This comes via The Athletic, but since everything on that site is behind a paywall, I’ll just quote from this story on Eleven Warriors, an Ohio State blog:
According to The Athletic’s Nicole Auerbach, the Big Ten, Pac-12 and ACC could announce an alliance between the three conferences as soon as next week.
Conversations between the three conferences about working together have come in response to the SEC’s move last month to poach Texas and Oklahoma from the Big 12. Per Auerbach, “administrators in all three leagues have stressed in recent conversations that issues of governance can and should be front and center.”
Specifically, the conferences want to work together to preserve the collegiate model, and they could collectively vote to delay the implementation of an expanded College Football Playoff until after the CFP’s current TV rights deal with ESPN – which is also set to become the SEC’s primary media rights partner in 2024 – ends in 2026. If an expanded playoff was implemented before then, ESPN would have exclusive negotiating rights to continue televising the CFP.
An alliance between the Big Ten, Pac-12 and ACC could also lead to future scheduling agreements between the three conferences. However, Auerbach reports that there are still “many details to iron out,” so it is unclear how specific an announcement between the conferences will be about what exactly the alliance will entail.
By working together, though, the three conferences – whose commissioners are all in either their first or second year at the helm of their conferences – can help ensure they remain among the power conferences in college sports while the Big 12’s future grows increasingly uncertain.
A few thoughts:
- This means the Big 12 is dead. Done. Buried. The SEC is obviously the Thanos of college football conference, and now the Big Ten, ACC and Pac-12 are apparently about to announce that they’re in an “alliance,” which I assume means they’re de facto basically one big conference, although they’ll officially remain autonomous and independent (not “independent” in the Notre Dame sense, but in terms of the conferences themselves). The Big 12 is left out. Clearly the other conferences look at the Big 12 as a dead conference. If and when this alliance is announced, it’s the end for the Big 12, officially.

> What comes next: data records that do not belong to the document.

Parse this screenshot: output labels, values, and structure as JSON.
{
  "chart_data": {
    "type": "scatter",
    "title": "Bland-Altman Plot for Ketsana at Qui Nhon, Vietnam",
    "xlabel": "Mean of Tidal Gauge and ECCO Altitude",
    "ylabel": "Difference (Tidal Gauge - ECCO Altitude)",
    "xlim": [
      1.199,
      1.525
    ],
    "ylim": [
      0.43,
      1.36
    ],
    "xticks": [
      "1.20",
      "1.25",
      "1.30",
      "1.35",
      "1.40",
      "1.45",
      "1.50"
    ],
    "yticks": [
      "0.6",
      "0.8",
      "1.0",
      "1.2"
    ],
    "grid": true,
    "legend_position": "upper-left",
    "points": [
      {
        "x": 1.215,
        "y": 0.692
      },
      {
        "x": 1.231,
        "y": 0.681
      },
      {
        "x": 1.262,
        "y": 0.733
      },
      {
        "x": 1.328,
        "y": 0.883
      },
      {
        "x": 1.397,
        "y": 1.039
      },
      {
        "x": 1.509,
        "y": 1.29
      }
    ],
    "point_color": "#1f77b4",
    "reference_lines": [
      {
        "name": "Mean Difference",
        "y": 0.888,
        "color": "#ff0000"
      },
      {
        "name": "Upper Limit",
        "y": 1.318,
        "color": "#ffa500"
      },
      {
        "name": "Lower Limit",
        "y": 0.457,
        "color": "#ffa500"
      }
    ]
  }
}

- But here’s the thing: I don’t know what “alliance” means. I’m assuming they’ve all agreed that they’ll all vote in unison with one another in order to ensure they always have the numbers to out-vote the SEC. Had they just combined into one mega-conference, it would be one vote to the SEC’s one vote. But with this “alliance,” as opposed to an outright merger, they’ll still have three votes.
- The thing is, though, how can they all be certain their interests will align on every issue that the conferences vote on? What if there’s something that’s good for the Big Ten and Pac-12, but bad for the ACC? Will the ACC have to still bite the bullet and vote in accordance with the other two in the “alliance”? It seems like problems could arise. After all, there’s good reasons these conferences weren’t “allied” before.
- The scheduling stuff is obviously the more interesting part: does this mean schools in the three conference alliance will regularly play one another? These games obviously won’t count towards your conference record, so will it just be agreements to play non-conference games each year between, say, Ohio State and Clemson, or USC and Florida State for example? I don’t get the point of that, really. Big-time programs have lately been shying away from huge, blockbuster non-conference matchups because the risk outweighs the reward. Clemson and Ohio State are virtual locks for the playoff each year so long as they win their conferences, so why would they want to risk taking an early-season L and potentially screwing up their playoff odds? That means they have to run the table in conference play, because no team has made the CFP with 2-losses. You have no more margin for error if you lose a non-conference game. And the benefits are not all that clear for scheduling a big non-conference game: again, if you’re Ohio State and Clemson, you don’t have to prove anything. You’re already assumed to be elite every year. Only smaller schools have incentive to schedule big time non-conference games, because they have a lot to gain from it if they win.
- What does the article mean by “preserve the collegiate model”? I need more on this.
- I guess the big deal here is these three conferences teaming up to delay the move to a 12-team playoff until 2026. They don’t want ESPN, which is about to become the home of the SEC, to have exclusive rights to the playoff broadcasts. The Big Ten has a deal with Fox, and I believe the Pac-12 does as well although I could be wrong. They’re going to want Fox to get some of the television rights for the playoff, and so by delaying the new playoff format until 2026, when ESPN’s 14-year contract on the CFP runs out, it will allow Fox to get in on the bidding for playoff games. If the conferences and ESPN agree to terminate that 14-year contract early so that they can start the new 12-team playoff ASAP, then ESPN gets the exclusive rights to it.
- Finally, what’s Notre Dame’s role in all of this? Will they formally join the ACC? It seems unlikely because they’ve got it pretty good as an independent program, but they might have to join the ACC if the ACC joins into some sort of super alliance with the Big Ten and Pac-12.
It’s all very interesting stuff, and 2021 has so far been an absolute landmark year for college football. We’ll have to wait and see when the formal announcement is made.